Existe uma ideia que anseia perpetuar-se: a de que o Homem é fruto do meio, uma mistura de teoria — mundo mentis — e prática — mundo concreto —, uma práxis. Essa ideia vem ao encontro de uma necessidade que o homem sempre teve: justificar a deficiência do real frente à sua capacidade de reformular esse real. O homem só pode aquilo que ele pode, e nada mais. Essa deficiência — a de dominar apenas certos aspectos da realidade — frustra o homem. Os gregos, no ápice de seu desenvolvimento, não conseguiram alcançar esse domínio, e o mesmo se deu com outras civilizações. A nossa, moldada justamente no reconhecimento de que tal domínio não é possível, realizou uma manobra nos últimos séculos e agora acredita que essa deficiência, que não passa de uma delimitação natural da condição real do homem, é não apenas superável, mas também a prova enfática de que a práxis é a resposta à pergunta: o que é o homem?
O materialismo dialético — essa ideia de que a resposta à pergunta feita se encontra no choque de constatações concretas — assume papel importante nessa tentativa de dar ao homem a coroa de suprassumo do real: o homem seria uma construção do meio; sua constituição, a evolução biológica; enquanto sua psique, que não existiria de fato, seria apenas a modelagem de situações que, ao longo da história, o moldaram em prol do ápice da conquista.
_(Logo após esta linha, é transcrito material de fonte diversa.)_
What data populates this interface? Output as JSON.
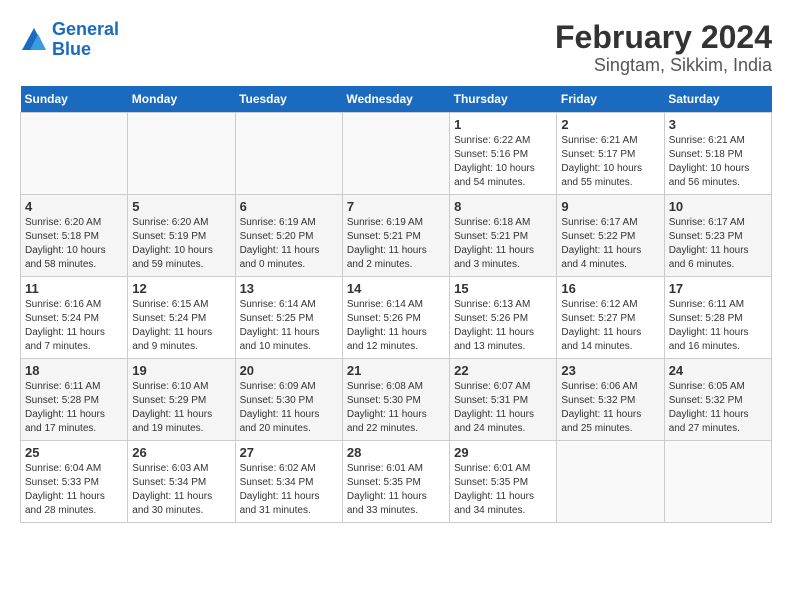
{
  "header": {
    "logo_general": "General",
    "logo_blue": "Blue",
    "title": "February 2024",
    "subtitle": "Singtam, Sikkim, India"
  },
  "weekdays": [
    "Sunday",
    "Monday",
    "Tuesday",
    "Wednesday",
    "Thursday",
    "Friday",
    "Saturday"
  ],
  "weeks": [
    [
      {
        "num": "",
        "info": ""
      },
      {
        "num": "",
        "info": ""
      },
      {
        "num": "",
        "info": ""
      },
      {
        "num": "",
        "info": ""
      },
      {
        "num": "1",
        "info": "Sunrise: 6:22 AM\nSunset: 5:16 PM\nDaylight: 10 hours\nand 54 minutes."
      },
      {
        "num": "2",
        "info": "Sunrise: 6:21 AM\nSunset: 5:17 PM\nDaylight: 10 hours\nand 55 minutes."
      },
      {
        "num": "3",
        "info": "Sunrise: 6:21 AM\nSunset: 5:18 PM\nDaylight: 10 hours\nand 56 minutes."
      }
    ],
    [
      {
        "num": "4",
        "info": "Sunrise: 6:20 AM\nSunset: 5:18 PM\nDaylight: 10 hours\nand 58 minutes."
      },
      {
        "num": "5",
        "info": "Sunrise: 6:20 AM\nSunset: 5:19 PM\nDaylight: 10 hours\nand 59 minutes."
      },
      {
        "num": "6",
        "info": "Sunrise: 6:19 AM\nSunset: 5:20 PM\nDaylight: 11 hours\nand 0 minutes."
      },
      {
        "num": "7",
        "info": "Sunrise: 6:19 AM\nSunset: 5:21 PM\nDaylight: 11 hours\nand 2 minutes."
      },
      {
        "num": "8",
        "info": "Sunrise: 6:18 AM\nSunset: 5:21 PM\nDaylight: 11 hours\nand 3 minutes."
      },
      {
        "num": "9",
        "info": "Sunrise: 6:17 AM\nSunset: 5:22 PM\nDaylight: 11 hours\nand 4 minutes."
      },
      {
        "num": "10",
        "info": "Sunrise: 6:17 AM\nSunset: 5:23 PM\nDaylight: 11 hours\nand 6 minutes."
      }
    ],
    [
      {
        "num": "11",
        "info": "Sunrise: 6:16 AM\nSunset: 5:24 PM\nDaylight: 11 hours\nand 7 minutes."
      },
      {
        "num": "12",
        "info": "Sunrise: 6:15 AM\nSunset: 5:24 PM\nDaylight: 11 hours\nand 9 minutes."
      },
      {
        "num": "13",
        "info": "Sunrise: 6:14 AM\nSunset: 5:25 PM\nDaylight: 11 hours\nand 10 minutes."
      },
      {
        "num": "14",
        "info": "Sunrise: 6:14 AM\nSunset: 5:26 PM\nDaylight: 11 hours\nand 12 minutes."
      },
      {
        "num": "15",
        "info": "Sunrise: 6:13 AM\nSunset: 5:26 PM\nDaylight: 11 hours\nand 13 minutes."
      },
      {
        "num": "16",
        "info": "Sunrise: 6:12 AM\nSunset: 5:27 PM\nDaylight: 11 hours\nand 14 minutes."
      },
      {
        "num": "17",
        "info": "Sunrise: 6:11 AM\nSunset: 5:28 PM\nDaylight: 11 hours\nand 16 minutes."
      }
    ],
    [
      {
        "num": "18",
        "info": "Sunrise: 6:11 AM\nSunset: 5:28 PM\nDaylight: 11 hours\nand 17 minutes."
      },
      {
        "num": "19",
        "info": "Sunrise: 6:10 AM\nSunset: 5:29 PM\nDaylight: 11 hours\nand 19 minutes."
      },
      {
        "num": "20",
        "info": "Sunrise: 6:09 AM\nSunset: 5:30 PM\nDaylight: 11 hours\nand 20 minutes."
      },
      {
        "num": "21",
        "info": "Sunrise: 6:08 AM\nSunset: 5:30 PM\nDaylight: 11 hours\nand 22 minutes."
      },
      {
        "num": "22",
        "info": "Sunrise: 6:07 AM\nSunset: 5:31 PM\nDaylight: 11 hours\nand 24 minutes."
      },
      {
        "num": "23",
        "info": "Sunrise: 6:06 AM\nSunset: 5:32 PM\nDaylight: 11 hours\nand 25 minutes."
      },
      {
        "num": "24",
        "info": "Sunrise: 6:05 AM\nSunset: 5:32 PM\nDaylight: 11 hours\nand 27 minutes."
      }
    ],
    [
      {
        "num": "25",
        "info": "Sunrise: 6:04 AM\nSunset: 5:33 PM\nDaylight: 11 hours\nand 28 minutes."
      },
      {
        "num": "26",
        "info": "Sunrise: 6:03 AM\nSunset: 5:34 PM\nDaylight: 11 hours\nand 30 minutes."
      },
      {
        "num": "27",
        "info": "Sunrise: 6:02 AM\nSunset: 5:34 PM\nDaylight: 11 hours\nand 31 minutes."
      },
      {
        "num": "28",
        "info": "Sunrise: 6:01 AM\nSunset: 5:35 PM\nDaylight: 11 hours\nand 33 minutes."
      },
      {
        "num": "29",
        "info": "Sunrise: 6:01 AM\nSunset: 5:35 PM\nDaylight: 11 hours\nand 34 minutes."
      },
      {
        "num": "",
        "info": ""
      },
      {
        "num": "",
        "info": ""
      }
    ]
  ]
}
Contudo, basta uma pequena observação para ver que tal ideia não se sustenta. Imaginemos, por um minuto, que isso seja verdade. Primeiro: por que somente uma espécie, entre milhares, evoluiu para uma forma que convergisse toda a perfeição da natureza? Segundo: por que somente uma espécie fundiu as possibilidades materiais com uma faculdade tão singular — que não é material — e que lhe permite, além de abstrair, julgar e afirmar?
Basta isso; basta perguntarmos: por que somente eu penso e reflito, se de fato eu sou apenas eu mesmo?
Descartes, Hegel, Kant — alguns dos fundadores modernos dessa ideia, depois aperfeiçoada pela Escola de Frankfurt e colocada em prática pelas mazelas do marxismo político —, remoeram suas entranhas na tentativa vã de afastar do imaterial a resposta à pergunta. Não tendo escapatória, remodelaram a ideia, conferindo-lhe um cerne que passa despercebido por aqueles que tentam enterrar o sagrado. Nesse cerne, deixaram, nas entrelinhas, a afirmativa de que isso não poderia se dar por acaso.
René Descartes, ao afirmar cogito, ergo sum (“Penso, logo existo”), reconheceu que a certeza da existência não provém da matéria, mas do ato de pensar, do espírito que pensa. Na Meditação Segunda, escreveu:
> “Mas imediatamente notei que, enquanto eu queria pensar que tudo era falso, era necessário que eu, que pensava assim, fosse alguma coisa. [...] Portanto, esta proposição: eu sou, eu existo, é necessariamente verdadeira todas as vezes que a enuncio ou concebo em meu espírito.”
Immanuel Kant, ao postular a lei moral dentro do homem, atestou a presença de uma dimensão que transcende o sensível. Na Crítica da Razão Prática, assinalou:
> “Duas coisas enchem o ânimo de admiração e respeito sempre novos e crescentes, quanto mais vezes e mais perseverantemente a reflexão se ocupa delas: o céu estrelado sobre mim e a lei moral dentro de mim.”
Georg Wilhelm Friedrich Hegel, por sua vez, deixou claro que a história, a realidade e a verdade são, em última instância, o desdobramento do Espírito em busca de si mesmo. Na Fenomenologia do Espírito, declarou:
> “O verdadeiro é o todo. Mas o todo é apenas a essência que se realiza através do seu desenvolvimento. [...] O Espírito é essa realidade viva.”
Assim, mesmo entre aqueles que buscaram fundamentar o homem em bases materiais, a verdade se impõe: é na força do Espírito que se encerra a resposta.
Por fim, vemos que, no encerrar de qualquer dúvida a respeito da origem e constituição do homem, encontra-se essa bifurcação: matéria e espírito. Pensar na primeira sem levar em conta o segundo é assunto vencido. Vemos também que a tentativa de driblar o segundo reduz o homem a uma ideia sem sentido, pois só pode haver sentido se ele se valer daquilo que lhe confere algum sentido: a vida — na sua forma única e concreta — que é a manifestação do Espírito.